Canada's Tarsands

Here in Canada we have the tarsands with their attendant tailings ponds which are a massive ecological disaster, an inefficient way to get oil from the ground, and late last night it was reported that deformed fish are being found in Lake Athabasca downstream from the tarsands in northern Alberta.

 From the Reuters article: The fish are hard to look at. One whitefish has a golfball-sized tumour bulging from its side. Another is simply missing part of its spine, its tail growing from a stumpy rear end. One has no snout. Another is coloured a lurid red instead of a healthy cream. Others are covered with lesions and still others are bent and crooked from deformed vertebrae.

Canada's Federal Environment Minister Jim Prentice who says his department is testing out a new "fingerprinting" machine that can help determine if substances are naturally occurring or are from the tarsands. Naturally occurring?

 

Well we'd like to alert the Minister of the Environment Jim Prentice, maybe to a recent study that linked tarsands mining and toxins found in the Athabasca River. I should point out that the findings counter reports by a joint industry-government panel that the pollutant levels are due to natural sources rather than human development. The study led by Erin Kelly and David Schindler of the University of Alberta also found that levels of the pollutants cadmium, copper, lead, mercury, nickel, silver and zinc exceeded federal and provincial guidelines for the protection of aquatic life in melted snow or water collected near or downstream from oilsands mining.

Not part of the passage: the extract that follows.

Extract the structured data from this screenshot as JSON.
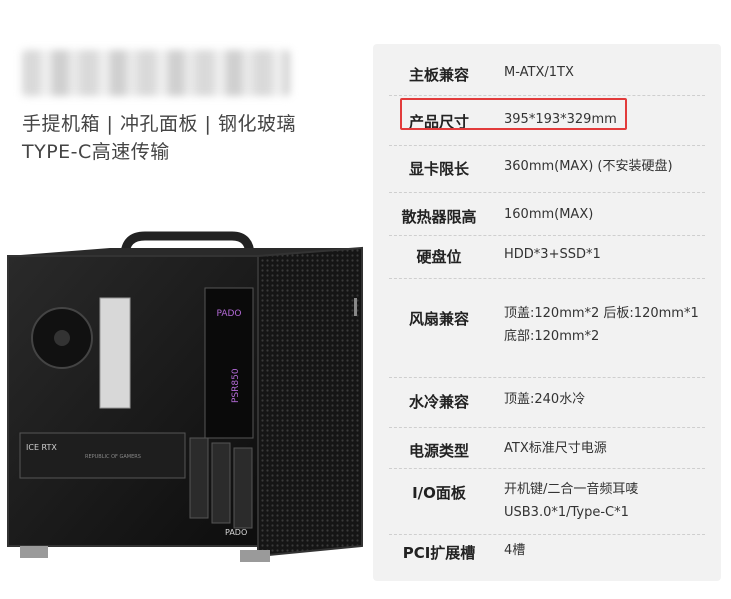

It also turns out that when it comes time to pay for the cleanup there's a good chance Alberta taxpayers will foot the bill: (from the Globe and Mail) The industry has a total of about $820 million in such guarantees for remediation. That’s supposed to cover about 69,000 hectares of disturbed land, averaging about $12,000 a hectare. But based on costs already incurred by some remediation projects, true cleanup costs are much higher, the report says. The institute estimates it could cost at least $220,000 a hectare and perhaps as high as $320,000 a hectare.